Le patron de Pathé revient dans Le Figaro sur la sortie limitée les 23 et 24 avril du récent Oscar du meilleur film et partage ses réflexions sur la nouvelle chronologie des médias et la place des plateformes.
Après avoir séduit Hollywood, Coda va avoir les honneurs du grand écran en France, terre natale de ses producteurs et du film dont il est le remake, La Famille Bélier. Diffusée depuis août 2021 sur AppleTV+, la comédie signée Sian Heder va bénéficier d’une sortie salle limitée les 23 et 24 avril, dans plusieurs salles de l’Hexagone, dont Les Cinémas Pathé Gaumont, CGR, Grand Écran, Kinepolis ainsi que d’autres sits indépendants comme L’Arlequin et Les 5 Caumartin à Paris, Le Star à Strasbourg, Le Casino à Antibes ou Le Pont des Arts à Marcq-en-Barœul. Environ 270 séances sont pour l’instant organisées – 144 le samedi et 126 le dimanche, majoritairement dans les sites Pathé Gaumont – d’après les données du Showtimes Dashboard de The Boxoffice Company (maison mère de Boxoffice Pro).
Comment une telle opération a pu aboutir ? Depuis le 28 février et une modification du code du cinéma, les conditions entourant le visa temporaire ont évolué. Désormais, deux cas de figures sont possibles. D’une part, un visa délivré pour la programmation d’une œuvre sur 30 séances maximum – 100 pour les documentaires – sans limitation de durée. D’autre part, pour la programmation d’une œuvre sur 500 séances maximum pour une durée de deux jours d’une même semaine cinématographique ; l’option choisie pour sortir Coda.
La salle, une devanture pour les plateformes ?
À travers cette sortie limitée, il s’agit d’honorer un film qui a reçu l’une des récompenses les plus prisées de l’industrie cinématographique, confie-t-on chez Pathé Films. « Je pense que ce film, qui est le remake d’un succès français, produit par des Français, oscarisé à Hollywood, doit sortir en salle. Les plateformes américaines sont très pragmatiques. Elles ne s’opposent pas forcément à cela. Au contraire, je pense que, demain, la salle sera pour elles une véritable devanture. Car l’intense compétition à laquelle elles se livrent les force à se préoccuper de la promotion de leurs œuvres et les salles sont là pour leur offrir un véritable écrin », souligne Jérôme Seydoux, PDG de Pathé, dans Le Figaro lundi 18 avril.
« Quand nous avons décidé de produire ce long-métrage avec Philippe Rousselet, c’était pour le sortir en salle dans le monde entier. Mais la crise est arrivée et les salles ont fermé. Dès lors, Apple TV+ nous a fait une offre que nous ne pouvions pas refuser », dévoile Jérôme Seydoux.
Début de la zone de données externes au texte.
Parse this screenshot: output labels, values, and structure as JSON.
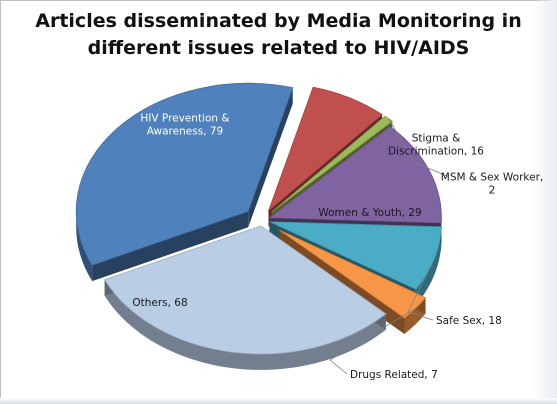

Suite à cette acquisition réalisée dans la foulée de la présentation de Coda au Festival de Sundance et après les trois Oscars raflés en mars, la plateforme avait vu bondir son nombre d’abonnés de 25 %.
De fait, le patron de Pathé, et, à ce titre, à la tête du plus gros circuit d’exploitation cinématographique français, dénonce, toujours dans Le Figaro, une chronologie des médias qui « peut se révéler contre-productive » face aux évolutions des fenêtres de diffusion à l’étranger. « Demain, les plateformes choisiront de sortir en salle quelques films pour une fenêtre d’exploitation réduite de 30 à 60 jours, car ils ont besoin de mettre en valeur leurs productions. C’est un peu comme le secteur du luxe qui, bien que l’e-commerce prospère, n’imagine pas se priver de ses magasins flagship. »
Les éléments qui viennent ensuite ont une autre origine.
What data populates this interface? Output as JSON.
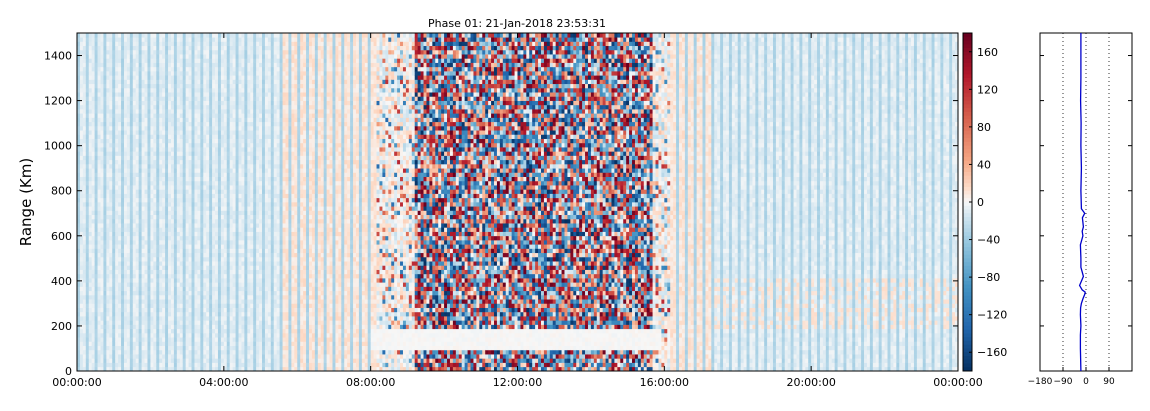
{
  "chart_data": [
    {
      "type": "heatmap",
      "title": "Phase 01: 21-Jan-2018 23:53:31",
      "ylabel": "Range (Km)",
      "xlabel": "",
      "x_ticks": [
        "00:00:00",
        "04:00:00",
        "08:00:00",
        "12:00:00",
        "16:00:00",
        "20:00:00",
        "00:00:00"
      ],
      "xlim_hours": [
        0,
        24
      ],
      "ylim": [
        0,
        1500
      ],
      "y_ticks": [
        0,
        200,
        400,
        600,
        800,
        1000,
        1200,
        1400
      ],
      "colormap": "RdBu_r",
      "colors": {
        "low": "#053061",
        "mid": "#f7f7f7",
        "high": "#67001f"
      },
      "colorbar": {
        "range": [
          -180,
          180
        ],
        "ticks": [
          -160,
          -120,
          -80,
          -40,
          0,
          40,
          80,
          120,
          160
        ]
      },
      "noisy_band_hours": [
        9.2,
        15.7
      ],
      "moderate_band_hours": [
        8.2,
        16.2
      ],
      "data_gap_range_km": [
        100,
        180
      ],
      "warm_band_hours": [
        5.5,
        9.0
      ],
      "warm_band_hours_2": [
        16.2,
        17.3
      ],
      "regions": [
        {
          "region": "00:00-05:30",
          "mean_phase_deg": -10,
          "spread_deg": 8
        },
        {
          "region": "05:30-08:00",
          "mean_phase_deg": 10,
          "spread_deg": 10
        },
        {
          "region": "09:12-15:42",
          "mean_phase_deg": 0,
          "spread_deg": 180
        },
        {
          "region": "17:20-24:00",
          "mean_phase_deg": -3,
          "spread_deg": 10
        }
      ]
    },
    {
      "type": "line",
      "title": "",
      "xlim": [
        -180,
        180
      ],
      "x_ticks": [
        -180,
        -90,
        0,
        90
      ],
      "x_tick_labels": [
        "−180",
        "−90",
        "0",
        "90"
      ],
      "ylim": [
        0,
        1500
      ],
      "grid_x": [
        -90,
        0,
        90
      ],
      "series": [
        {
          "color": "#0000cc",
          "range_km": [
            0,
            100,
            160,
            200,
            250,
            280,
            300,
            320,
            340,
            350,
            360,
            380,
            420,
            440,
            460,
            500,
            560,
            600,
            620,
            640,
            680,
            700,
            720,
            800,
            900,
            1000,
            1100,
            1200,
            1300,
            1400,
            1500
          ],
          "phase_deg": [
            -20,
            -22,
            -22,
            -20,
            -22,
            -21,
            -18,
            -12,
            -5,
            -3,
            -15,
            -25,
            -10,
            -15,
            -20,
            -20,
            -22,
            -12,
            -15,
            -10,
            -14,
            -5,
            -18,
            -20,
            -18,
            -20,
            -19,
            -21,
            -20,
            -20,
            -20
          ]
        }
      ]
    }
  ]
}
Un contexte qui nécessitera de privilégier davantage la qualité à la quantité pour Jérôme Seydoux. « En France, il n’y a pas assez de talents pour produire 340 films par an. Nous ferions mieux d’en produire moins mais de meilleure qualité, et le CNC devrait arrêter de saupoudrer les aides pour davantage les concentrer. » Et dans un marché qu’il anticipe autour des 160 millions d’entrées annuelles, l’un des parrains du cinéma français veut croire que « les spectateurs voudront bien revenir chez nous s’ils trouvent du confort. […] Forcément, les prix augmenteront pour accompagner cette montée en gamme » des équipements.